Wendy looked up from her flower tying. “Oh, yeah? Neat-O. Make me a blanket.”
“BO-ring,” Christy said in a bored sort of way.
I plucked a seeded dandelion and blew its wispy buds at Christy. Tiny tendril seeds stuck in her bangs, others floated over and beyond her golden head like magic fairy dust.
“I like it,” I said. “Grandma says it’s the only way I’ll ever sit still for five minutes.”
Mariko picked a flower then joined in. “I dunno. Maybe she should come pick dandelions with you.”
I laughed at that. “Good idea.”
“My mom tried teaching me…”
One of the boys darted past us declaring, “We’re going to get all the nickels, you stupid girls!”
“We don’t care,” Christy taunted back. “And you’re ugly.”
We plucked and tied, plucked and tied, talked, laughed, gathered necklaces and crowns like golden glory.
Wendy broke the silence. “Isn’t your dad coming today?”
“Said he was.”
“He didn’t last time; did he?”
I picked grass from the sleeves of my dress, noticed green stains Grandma might fuss over.
“Tie this for me, Wendy.” I stretched my wrist out to her, closing the gap between us.

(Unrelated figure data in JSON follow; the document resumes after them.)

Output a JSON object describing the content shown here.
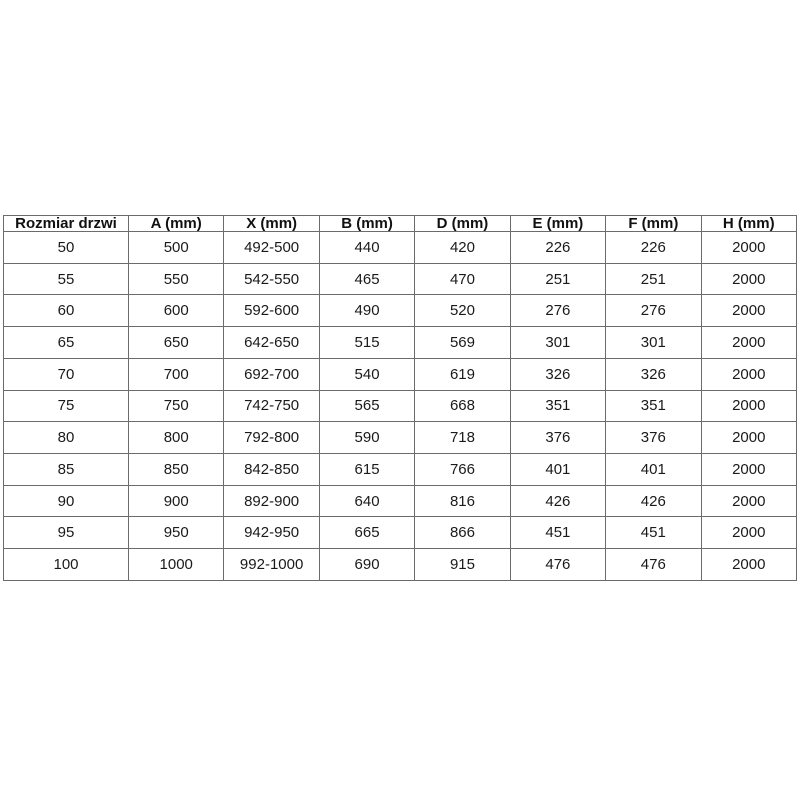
{
  "page": {
    "background_color": "#ffffff",
    "border_color": "#6b6b6b",
    "text_color": "#1a1a1a"
  },
  "table": {
    "columns": [
      "Rozmiar drzwi",
      "A (mm)",
      "X (mm)",
      "B (mm)",
      "D (mm)",
      "E (mm)",
      "F (mm)",
      "H (mm)"
    ],
    "rows": [
      [
        "50",
        "500",
        "492-500",
        "440",
        "420",
        "226",
        "226",
        "2000"
      ],
      [
        "55",
        "550",
        "542-550",
        "465",
        "470",
        "251",
        "251",
        "2000"
      ],
      [
        "60",
        "600",
        "592-600",
        "490",
        "520",
        "276",
        "276",
        "2000"
      ],
      [
        "65",
        "650",
        "642-650",
        "515",
        "569",
        "301",
        "301",
        "2000"
      ],
      [
        "70",
        "700",
        "692-700",
        "540",
        "619",
        "326",
        "326",
        "2000"
      ],
      [
        "75",
        "750",
        "742-750",
        "565",
        "668",
        "351",
        "351",
        "2000"
      ],
      [
        "80",
        "800",
        "792-800",
        "590",
        "718",
        "376",
        "376",
        "2000"
      ],
      [
        "85",
        "850",
        "842-850",
        "615",
        "766",
        "401",
        "401",
        "2000"
      ],
      [
        "90",
        "900",
        "892-900",
        "640",
        "816",
        "426",
        "426",
        "2000"
      ],
      [
        "95",
        "950",
        "942-950",
        "665",
        "866",
        "451",
        "451",
        "2000"
      ],
      [
        "100",
        "1000",
        "992-1000",
        "690",
        "915",
        "476",
        "476",
        "2000"
      ]
    ]
  }
}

“There, mine’s done,” Christy said. She lifted her fragile crown and draped it over the top of her head.
“Hey!” Wendy nudged me elbow to elbow. “There’s your dad.”
My heart leapt and I shifted, looked back over my shoulder towards home.

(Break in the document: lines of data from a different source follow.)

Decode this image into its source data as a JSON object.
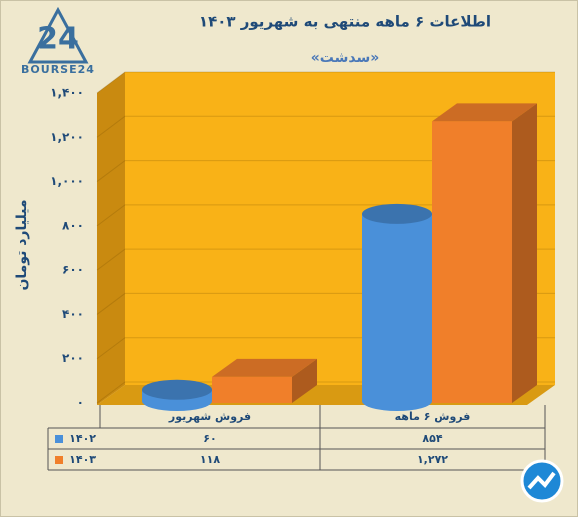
{
  "logo": {
    "mark": "24",
    "text": "BOURSE24"
  },
  "chart_data": {
    "type": "bar3d",
    "title": "اطلاعات ۶ ماهه منتهی به شهریور ۱۴۰۳",
    "subtitle": "«سدشت»",
    "y_label": "میلیارد تومان",
    "categories": [
      "فروش شهریور",
      "فروش ۶ ماهه"
    ],
    "series": [
      {
        "name": "۱۴۰۲",
        "color": "#4a90d9",
        "shape": "cylinder",
        "values": [
          60,
          854
        ],
        "value_labels": [
          "۶۰",
          "۸۵۴"
        ]
      },
      {
        "name": "۱۴۰۳",
        "color": "#f07f2a",
        "shape": "box",
        "values": [
          118,
          1272
        ],
        "value_labels": [
          "۱۱۸",
          "۱,۲۷۲"
        ]
      }
    ],
    "ylim": [
      0,
      1400
    ],
    "yticks": [
      {
        "value": 0,
        "label": "۰"
      },
      {
        "value": 200,
        "label": "۲۰۰"
      },
      {
        "value": 400,
        "label": "۴۰۰"
      },
      {
        "value": 600,
        "label": "۶۰۰"
      },
      {
        "value": 800,
        "label": "۸۰۰"
      },
      {
        "value": 1000,
        "label": "۱,۰۰۰"
      },
      {
        "value": 1200,
        "label": "۱,۲۰۰"
      },
      {
        "value": 1400,
        "label": "۱,۴۰۰"
      }
    ],
    "grid": true
  }
}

“Nah, that’s not him,” I said, then continued, “Hey, guess what? Mr. Niles told me I sing through my nose.”
“He didn’t!” they gasped.
“He did. But that’s okay. I’m still gonna sing anyway.”

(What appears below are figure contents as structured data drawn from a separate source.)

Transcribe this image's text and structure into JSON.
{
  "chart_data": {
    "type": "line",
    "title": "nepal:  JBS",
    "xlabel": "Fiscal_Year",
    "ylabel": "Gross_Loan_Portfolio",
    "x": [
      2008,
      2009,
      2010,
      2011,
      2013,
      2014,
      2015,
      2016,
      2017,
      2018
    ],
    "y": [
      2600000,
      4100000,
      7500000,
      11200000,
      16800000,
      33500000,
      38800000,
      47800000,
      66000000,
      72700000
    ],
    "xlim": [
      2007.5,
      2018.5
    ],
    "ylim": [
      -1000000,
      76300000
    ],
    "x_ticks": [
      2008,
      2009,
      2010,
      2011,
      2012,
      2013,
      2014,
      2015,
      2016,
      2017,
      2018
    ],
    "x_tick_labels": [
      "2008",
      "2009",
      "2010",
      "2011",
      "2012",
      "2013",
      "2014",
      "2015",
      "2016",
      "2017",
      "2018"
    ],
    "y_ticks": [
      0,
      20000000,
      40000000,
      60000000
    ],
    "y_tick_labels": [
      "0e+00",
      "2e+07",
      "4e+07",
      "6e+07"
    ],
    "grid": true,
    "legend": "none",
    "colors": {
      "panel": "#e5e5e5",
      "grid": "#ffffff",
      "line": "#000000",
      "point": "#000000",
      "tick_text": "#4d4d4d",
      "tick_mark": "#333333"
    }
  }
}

“Ohhh, nooo,” they all cried. “Please, don’t. Ugh!” We all laughed, rolled to our backs and picked out pictures in the clouds.
We grew quiet as our shadows grew longer, late-day light skimming the lawn around us. We held up our wrists and admired our handiwork, then Christy began to sing:
“This little light of mine…”
And there I was, there we were, there in that day spending its time carrying us along, all boys and nickels and ‘maybe/maybe-nots’ forgotten. There we were, just there, just BE-ing, smiling and singing, imagining jewels from weeds and castles from clouds.
“I’m gonna let it shine”
There we were with nothing but little girl thoughts held up by dandelion crowns, thoughts and cares that entailed nothing more and nothing less than wondering what’s for dinner and keeping an eye on the street lamps letting us know it was time to get home.
“Let it shine, let it shine, let it shine.”
The day slid lower in the sky and the boys raced back with bags full and blooms falling out. They each collected their nickels and talked about how they’d spend them.
“Won’t be long now,” Wendy said, looking up at the street lamp not far from us.
“Whoop. There they are. Gotta go.”
I pushed to my knees as lady-like as I could, all royal and princess-like, then gave a grand and formal curtsy. We each curtsied another with a “Mah-dam” and “Your Highness” accompanied by exaggerated outward-flowing swirls of our hands and loads of silly giggles.
“See ya tomorrow.”
I turned to cross the street and there stood Grandma and Grandpa under the street lamp, not so much dark enough yet to really notice its light. Grandpa rested his arm over grandma’s shoulder, smiled and said, “Ready, kid?”
When I was close enough, Grandma hooked her arm around my waist, gave a little hug and said, “Maybe next time.”
“Maybe,” I echoed as we three climbed the steps and went inside.
~ ~ ~ ~ ~
I sit here some 40-odd years later, not any better at the waiting, it seems. But I sit here with yarn twirled about my fingers and notice late-day light spilling across my dining table. I sit here now and think of wispy dandelion seeds floating above golden hairs adorned in crowns of yellow blooms and smile, make another stitch.
“Snug, Girl. Not too tight. Just snug.”